Ronny Scherer is Professor of Educational Assessment and Measurement and Director of the Centre for Educational Measurement (CEMO) at the University of Oslo's Faculty of Educational Sciences, a position he assumed in 2025. He concurrently serves as Co-Director of the Centre for Research on Equality in Education (CREATE) since 2023. His career trajectory at the University of Oslo encompasses prior appointments as Professor of Educational Assessment and Data Analysis at the Institute for Educational Research (ILS) from 2018 to 2019, Senior Researcher at CEMO in 2018, and Postdoctoral Researcher at CEMO from 2014 to 2018. Earlier, he held a Postdoctoral Researcher position at Durham University in the UK and Humboldt-Universität zu Berlin in Germany in 2013, following his doctoral studies in Chemistry Education at Humboldt-Universität zu Berlin from 2008 to 2012.

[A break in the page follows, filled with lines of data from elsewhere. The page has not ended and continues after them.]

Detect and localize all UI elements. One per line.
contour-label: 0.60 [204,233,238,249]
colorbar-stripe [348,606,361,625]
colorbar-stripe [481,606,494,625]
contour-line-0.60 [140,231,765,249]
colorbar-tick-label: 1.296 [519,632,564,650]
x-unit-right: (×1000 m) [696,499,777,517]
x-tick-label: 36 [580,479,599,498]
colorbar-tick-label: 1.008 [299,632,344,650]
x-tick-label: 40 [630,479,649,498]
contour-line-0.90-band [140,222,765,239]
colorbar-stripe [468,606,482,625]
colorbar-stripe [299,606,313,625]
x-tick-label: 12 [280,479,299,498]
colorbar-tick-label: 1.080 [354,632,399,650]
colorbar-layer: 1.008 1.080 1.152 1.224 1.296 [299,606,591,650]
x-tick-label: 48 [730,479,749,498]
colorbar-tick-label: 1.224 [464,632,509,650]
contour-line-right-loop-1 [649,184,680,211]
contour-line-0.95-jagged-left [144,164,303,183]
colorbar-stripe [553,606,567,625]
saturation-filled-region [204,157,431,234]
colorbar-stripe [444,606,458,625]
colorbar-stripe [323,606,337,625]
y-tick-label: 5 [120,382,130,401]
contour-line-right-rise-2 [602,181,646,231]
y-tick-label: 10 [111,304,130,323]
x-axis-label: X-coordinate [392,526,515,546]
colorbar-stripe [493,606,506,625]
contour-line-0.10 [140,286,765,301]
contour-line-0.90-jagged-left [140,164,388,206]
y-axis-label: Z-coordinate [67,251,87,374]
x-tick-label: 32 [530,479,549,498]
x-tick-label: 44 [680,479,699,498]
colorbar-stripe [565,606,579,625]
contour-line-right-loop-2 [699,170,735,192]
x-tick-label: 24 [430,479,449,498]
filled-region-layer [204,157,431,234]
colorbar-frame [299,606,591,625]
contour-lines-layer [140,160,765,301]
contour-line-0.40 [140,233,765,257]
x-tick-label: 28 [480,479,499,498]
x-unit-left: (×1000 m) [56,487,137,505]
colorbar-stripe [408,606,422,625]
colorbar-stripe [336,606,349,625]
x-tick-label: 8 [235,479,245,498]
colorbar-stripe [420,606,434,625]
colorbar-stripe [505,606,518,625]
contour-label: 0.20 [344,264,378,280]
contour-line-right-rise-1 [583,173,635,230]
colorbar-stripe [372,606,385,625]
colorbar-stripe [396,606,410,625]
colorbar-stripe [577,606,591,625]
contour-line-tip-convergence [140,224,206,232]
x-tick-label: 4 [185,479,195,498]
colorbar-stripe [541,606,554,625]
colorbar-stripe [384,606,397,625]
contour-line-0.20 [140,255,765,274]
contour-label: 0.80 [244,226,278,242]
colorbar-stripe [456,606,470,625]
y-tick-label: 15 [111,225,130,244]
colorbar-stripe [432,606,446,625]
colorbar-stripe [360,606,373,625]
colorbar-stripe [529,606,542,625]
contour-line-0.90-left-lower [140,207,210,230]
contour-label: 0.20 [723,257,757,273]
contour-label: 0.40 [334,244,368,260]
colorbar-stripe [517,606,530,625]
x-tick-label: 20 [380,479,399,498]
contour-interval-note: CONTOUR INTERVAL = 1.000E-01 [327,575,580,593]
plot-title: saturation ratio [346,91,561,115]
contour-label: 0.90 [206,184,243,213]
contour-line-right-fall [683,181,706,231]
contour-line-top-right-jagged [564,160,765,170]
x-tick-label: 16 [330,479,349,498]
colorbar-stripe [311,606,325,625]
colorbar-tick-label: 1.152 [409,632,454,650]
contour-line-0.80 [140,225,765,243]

Scherer's scholarly work emphasizes the interplay of measurement, assessment, and evaluation across research syntheses, complex sampling surveys, and educational equality. Key substantive foci include digital divides, equity and equality in education, and assessing complex cognitive abilities such as complex problem solving, adaptability, computational thinking, and executive functioning. His methodological expertise spans advanced meta-analytic approaches like cumulative, multivariate, multilevel, and spatial meta-analysis; meta-analytic structural equation modeling; machine learning-informed meta-analysis; multilevel structural equation modeling; and spatial analysis of data from international assessments including PISA, ICILS, TIMSS, PIRLS, PIAAC, and TALIS. Among his prolific outputs are highly cited papers such as 'The technology acceptance model (TAM): A meta-analytic structural equation modeling approach to explaining teachers’ adoption of digital technology in education' (2019), 'Profiling teachers' readiness for online teaching and learning in higher education: Who's ready?' (2021), 'Unpacking teachers’ intentions to integrate technology: A meta-analysis' (2019), and recent contributions like 'Unraveling gender disparities in teachers’ technological pedagogical and content knowledge: A large-scale meta-analytic review' (2026) and 'Teacher-Student Relationships and Student Outcomes: A Systematic Second-Order Meta-Analytic Review' (2025), amassing over 17,000 citations on Google Scholar and shaping advancements in educational psychometrics and large-scale assessment.